Gym Etiquette

We want everyone to have a good time. There are a few rules and some that are implied. If this is your first time in a gym setting, please feel free to read this article to help you understand gym lingo and behaviour. 

Its important:

  • Keep hydrated 
  • Wear the appropriate clothing 
  • No cell phones allowed in the studios
  • No bags allowed in the studios or gym floor
  • First come, first serve 
  • Be there 10 minutes before class to prep
  • You are not allowed to film, or take pictures in the spin studio

What to Bring: 

  • Water bottle (There are water bottle available to buy) 
  • Gym Towel (small hand towel) 

What to wear: 

  • sports bra
  • legging 
  • tank top / t-shirt 
  • training shoes (preferably non marking) 

Things to remember: 

  • Wipe down the equipment after use. 
  • Use your towel when using equipment 
  • Pack away your equipment after use
  • Don't drop your weights (unless needed) 
  • There is no eating on the gym floor. 
  • Drinking water is encouraged 

'Unspoken' Rules: 

  • Don't judge, make inappropriate comments or make fun of other members 
  • Always ask before taking - when someone else is using a machine or weight, ask if you can share or to get them when they are done. 
  • Don't have an extensive phone conversation
  • Chat away, but when using a machine keep chatting to a minimum so someone else can use the machine as well and not have to wait till then end of your conversation... 
  • Follow the bathroom stall rules. - Give a person space... 
  • Unless someone is in danger don't offer advise without being asked. Rather call a trainer to speak to the person. 

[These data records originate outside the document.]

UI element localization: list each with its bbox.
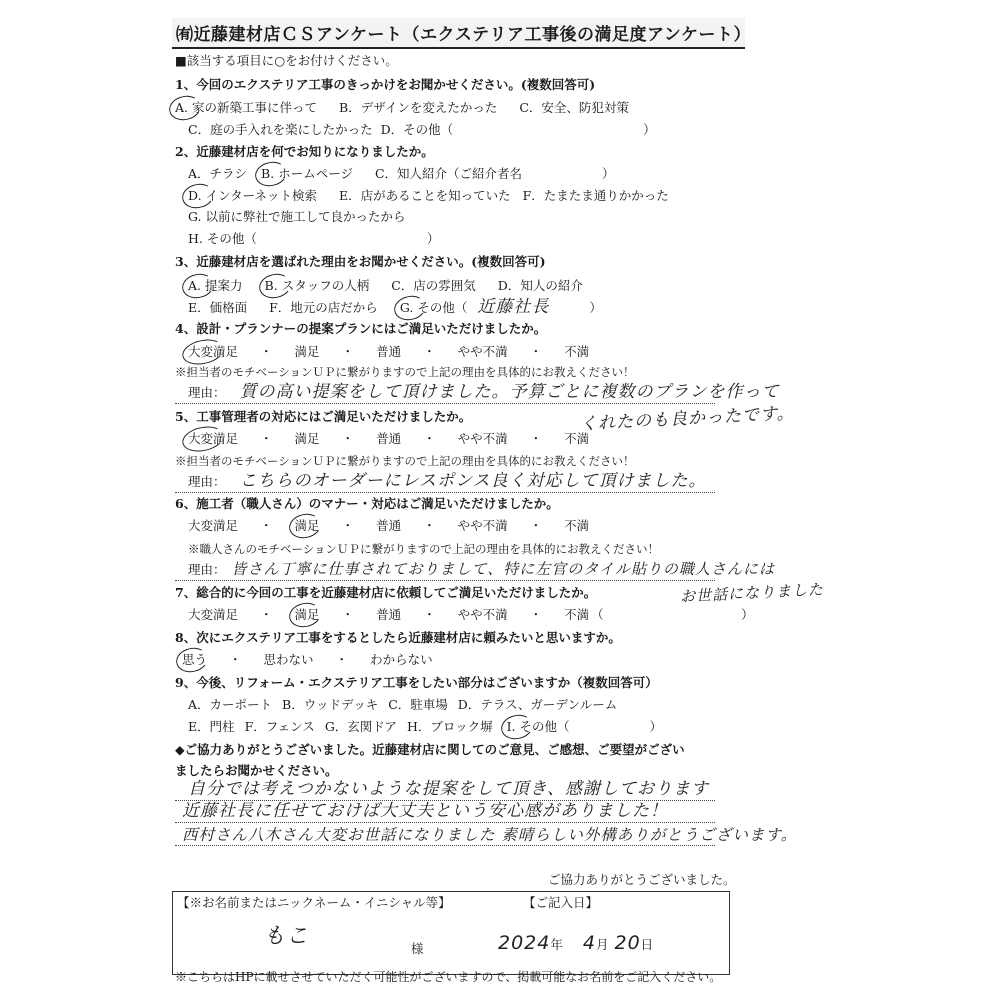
q5-dissatisfied[interactable]: 不満 bbox=[564, 431, 590, 446]
q1-row2 bbox=[188, 121, 656, 139]
q9-option-d[interactable]: D．テラス、ガーデンルーム bbox=[457, 697, 618, 712]
separator: ・ bbox=[229, 652, 242, 667]
q3-row1 bbox=[188, 277, 605, 295]
paren-close: ） bbox=[643, 122, 656, 137]
q2-text: 2、近藤建材店を何でお知りになりましたか。 bbox=[175, 144, 434, 159]
comments-prompt-cont: ましたらお聞かせください。 bbox=[175, 763, 338, 778]
q3-option-a-label: 提案力 bbox=[205, 278, 243, 293]
comment-line-2[interactable]: 近藤社長に任せておけば大丈夫という安心感がありました！ bbox=[182, 801, 668, 821]
separator: ・ bbox=[423, 607, 436, 622]
separator: ・ bbox=[529, 344, 543, 359]
honorific: 様 bbox=[411, 941, 424, 956]
divider bbox=[175, 822, 715, 823]
q6-reason-handwritten[interactable]: 皆さん丁寧に仕事されておりまして、特に左官のタイル貼りの職人さんには bbox=[231, 560, 775, 578]
separator: ・ bbox=[260, 607, 273, 622]
q7-dissatisfied[interactable]: 不満 bbox=[564, 607, 590, 622]
q2-option-e[interactable]: E．店があることを知っていた bbox=[338, 188, 511, 203]
footer-note: ※こちらはHPに載せさせていただく可能性がございますので、掲載可能なお名前をご記入ください。 bbox=[175, 970, 722, 984]
q9-option-i-label: その他（ bbox=[519, 719, 570, 734]
q7-slightly-dissatisfied[interactable]: やや不満 bbox=[457, 607, 508, 622]
separator: ・ bbox=[341, 518, 355, 533]
q9-option-g[interactable]: G．玄関ドア bbox=[324, 719, 397, 734]
q5-satisfied[interactable]: 満足 bbox=[294, 431, 320, 446]
separator: ・ bbox=[529, 518, 543, 533]
q6-slightly-dissatisfied[interactable]: やや不満 bbox=[457, 518, 508, 533]
q1-row1 bbox=[175, 99, 651, 117]
q4-text: 4、設計・プランナーの提案プランにはご満足いただけましたか。 bbox=[175, 321, 547, 336]
q6-dissatisfied[interactable]: 不満 bbox=[564, 518, 590, 533]
q1-option-c2[interactable]: C．庭の手入れを楽にしたかった bbox=[188, 122, 373, 137]
q8-options bbox=[182, 651, 455, 669]
q6-scale bbox=[188, 517, 611, 535]
q3-row2 bbox=[188, 298, 602, 317]
q5-note: ※担当者のモチベーションＵＰに繋がりますので上記の理由を具体的にお教えください！ bbox=[175, 454, 635, 468]
q3-other-handwritten[interactable]: 近藤社長 bbox=[477, 297, 550, 317]
separator: ・ bbox=[529, 607, 543, 622]
comments-prompt: ◆ご協力ありがとうございました。近藤建材店に関してのご意見、ご感想、ご要望がござい bbox=[175, 742, 685, 757]
q4-normal[interactable]: 普通 bbox=[376, 344, 402, 359]
q9-text: 9、今後、リフォーム・エクステリア工事をしたい部分はございますか（複数回答可） bbox=[175, 675, 658, 690]
q7-normal[interactable]: 普通 bbox=[376, 607, 402, 622]
q1-option-c[interactable]: C．安全、防犯対策 bbox=[519, 100, 629, 115]
q3-option-a-circled[interactable]: A. bbox=[188, 278, 202, 293]
separator: ・ bbox=[341, 344, 355, 359]
q2-option-g[interactable]: G. 以前に弊社で施工して良かったから bbox=[188, 209, 406, 224]
q4-satisfied[interactable]: 満足 bbox=[294, 344, 320, 359]
name-handwritten[interactable]: もこ bbox=[263, 924, 310, 949]
separator: ・ bbox=[423, 518, 436, 533]
date-month[interactable]: 4 bbox=[582, 932, 596, 954]
date-field bbox=[498, 934, 653, 954]
paren-close: ） bbox=[649, 719, 663, 734]
q4-note: ※担当者のモチベーションＵＰに繋がりますので上記の理由を具体的にお教えください！ bbox=[175, 365, 635, 379]
q5-slightly-dissatisfied[interactable]: やや不満 bbox=[457, 431, 508, 446]
q1-option-a-label: 家の新築工事に伴って bbox=[192, 100, 318, 115]
q7-very-satisfied[interactable]: 大変満足 bbox=[188, 607, 239, 622]
q4-reason-handwritten-cont[interactable]: くれたのも良かったです。 bbox=[579, 403, 796, 435]
q3-option-b-circled[interactable]: B. bbox=[264, 278, 278, 293]
divider bbox=[175, 492, 715, 493]
q8-no[interactable]: 思わない bbox=[263, 652, 314, 667]
q6-normal[interactable]: 普通 bbox=[376, 518, 402, 533]
q5-text: 5、工事管理者の対応にはご満足いただけましたか。 bbox=[175, 409, 472, 424]
q2-option-d-label: インターネット検索 bbox=[205, 188, 317, 203]
q9-option-i-circled[interactable]: I. bbox=[506, 719, 516, 734]
document-title: ㈲近藤建材店ＣＳアンケート（エクステリア工事後の満足度アンケート） bbox=[172, 18, 745, 49]
q4-dissatisfied[interactable]: 不満 bbox=[564, 344, 590, 359]
separator: ・ bbox=[260, 431, 273, 446]
date-year[interactable]: 2024 bbox=[498, 932, 551, 954]
date-label: 【ご記入日】 bbox=[523, 895, 599, 910]
q9-row1 bbox=[188, 696, 639, 714]
q2-option-h[interactable]: H. その他（ bbox=[188, 231, 257, 246]
q2-option-b-label: ホームページ bbox=[278, 166, 353, 181]
q3-option-g-circled[interactable]: G. bbox=[399, 300, 414, 315]
separator: ・ bbox=[529, 431, 543, 446]
q2-option-d-circled[interactable]: D. bbox=[188, 188, 202, 203]
q2-option-f[interactable]: F．たまたま通りかかった bbox=[522, 188, 669, 203]
q6-note: ※職人さんのモチベーションＵＰに繋がりますので上記の理由を具体的にお教えください！ bbox=[188, 542, 660, 556]
q9-row2 bbox=[188, 718, 662, 736]
paren-close: ） bbox=[602, 166, 615, 181]
reason-label: 理由： bbox=[188, 474, 226, 489]
name-date-box bbox=[172, 891, 730, 975]
q9-option-a[interactable]: A．カーポート bbox=[188, 697, 273, 712]
q2-row2 bbox=[188, 187, 691, 205]
reason-label: 理由： bbox=[188, 562, 226, 577]
separator: ・ bbox=[423, 344, 436, 359]
comment-line-3[interactable]: 西村さん八木さん大変お世話になりました 素晴らしい外構ありがとうございます。 bbox=[182, 826, 798, 844]
q9-option-b[interactable]: B．ウッドデッキ bbox=[282, 697, 379, 712]
instruction: ■該当する項目に○をお付けください。 bbox=[175, 53, 398, 68]
q5-very-satisfied-circled[interactable]: 大変満足 bbox=[188, 431, 239, 446]
q3-option-d[interactable]: D．知人の紹介 bbox=[497, 278, 583, 293]
day-unit: 日 bbox=[640, 937, 654, 952]
q1-option-b[interactable]: B．デザインを変えたかった bbox=[339, 100, 498, 115]
date-day[interactable]: 20 bbox=[614, 932, 641, 954]
q6-reason bbox=[188, 560, 775, 579]
separator: ・ bbox=[260, 518, 273, 533]
q2-option-a[interactable]: A．チラシ bbox=[188, 166, 248, 181]
separator: ・ bbox=[423, 431, 436, 446]
year-unit: 年 bbox=[550, 937, 563, 952]
q3-option-e[interactable]: E．価格面 bbox=[188, 300, 248, 315]
q1-text: 1、今回のエクステリア工事のきっかけをお聞かせください。(複数回答可) bbox=[175, 77, 596, 92]
thanks-text: ご協力ありがとうございました。 bbox=[548, 872, 736, 887]
q9-option-c[interactable]: C．駐車場 bbox=[388, 697, 448, 712]
q6-reason-handwritten-cont[interactable]: お世話になりました bbox=[679, 580, 825, 606]
q2-option-c[interactable]: C．知人紹介（ご紹介者名 bbox=[374, 166, 523, 181]
divider bbox=[175, 403, 715, 404]
divider bbox=[175, 580, 715, 581]
q4-reason-handwritten[interactable]: 質の高い提案をして頂けました。予算ごとに複数のプランを作って bbox=[239, 382, 780, 402]
q2-row1 bbox=[188, 165, 615, 183]
q2-option-b-circled[interactable]: B. bbox=[261, 166, 275, 181]
q8-unsure[interactable]: わからない bbox=[370, 652, 433, 667]
q5-reason bbox=[188, 472, 707, 491]
q3-option-f[interactable]: F．地元の店だから bbox=[269, 300, 378, 315]
divider bbox=[175, 845, 715, 846]
q3-option-c[interactable]: C．店の雰囲気 bbox=[391, 278, 476, 293]
month-unit: 月 bbox=[595, 937, 609, 952]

AMRAP: As many reps/rounds as possible in a given time.

EMOM: Every minute, on the minute. A set number of reps are performed at the start of every minute.

HIIT: High-intensity interval training. Short, intense work periods provide improved athletic capacity and metabolism.  

TRX®: Total Body Resistance Exercise. Refers to yellow and black straps you might see anchored to the wall or a rack used for bodyweight and suspension training.

BOSU®: Both sides up. The BOSU® is a half sphere. One side is flat and rigid, and the other side is a pliable ball. BOSU® is often used for balance or core training. Note: BOSU® recommends standing only on the dome side of the equipment.

DOMS: Delayed onset muscle soreness. Discomfort and stiffness experienced in the muscles hours or days after performing an exercise with unaccustomed loads or movements. Many people experience the effects of DOMS 1-3 days after exercise.

BMR: Basal metabolic rate. The amount of energy expended while at rest in order to perform biological functions. In general, the more muscle mass one has, the higher the BMR.

BMI: Body mass index. BMI is a person's weight in kilograms (kg) divided by his or her height in meters, squared. BMI should be used in conjunction with other measurements for best results.  

WOD: Workout of the day.

Lifting weights: General resistance training with a variety of exercises and equipment. This is what most people do for strength training in the gym.

Weightlifting: Competitive sport focusing specifically on the execution of the snatch, clean and jerk movements.

Powerlifting: Competitive sport focusing on the deadlift, bench press and squat.

Functional training: Compound or multi-joint exercises or movements used to prepare the body for everyday life.

Group fitness: Mode specific, often choreographed classes such as indoor cycling, Zumba, aqua, or group strength training, where the instructor leads by demonstrating exercises.

Group training: Smaller, semi-private group in which the trainer leads by coaching. Group training often occurs on the main, public floor of a fitness center.

Circuit: Performing a series of exercises, moving from one exercise to the next with little or no rest.

Super set: Two exercises performed in alternating fashion.

Intervals: A set amount of time in work, followed by a set amount of time in rest.

Tabata: A method of interval training invented by Dr. Izumi Tabata. Eight rounds of 20-second, high intensity work intervals, followed by 10 seconds of rest.

Kettlebell: Cast iron weight equipment in the shape of a bell. Used for swings, lifts and carries.

Medicine ball: Firm, weighted ball often used for throwing and catching with resistance. Not designed for slamming on the ground. There are pliable balls called slam balls made specifically for slamming.

Selectorized machines: Weight machines where you can easily select a weight by inserting a pin in the weight stack. These machines are sometimes called circuit machines.

Free weights: Dumbbells or other equipment used freely or without the guidance of a machine or cable.

Collar: The attachment that secures plate weights on a barbell, so the weight doesn’t slip off.

Foam roller: A long, cylinder made of foam used for soft tissue massage (which is often called myofascial release).

Elliptical: Cardio machines that create a range of motion that follows an elliptical pattern, reducing impact to joints.

Spot: Watching and/or assisting someone as they perform a loaded exercise to minimize risk.

Rep: One complete motion of an exercise.

Set: A group of consecutive repetitions.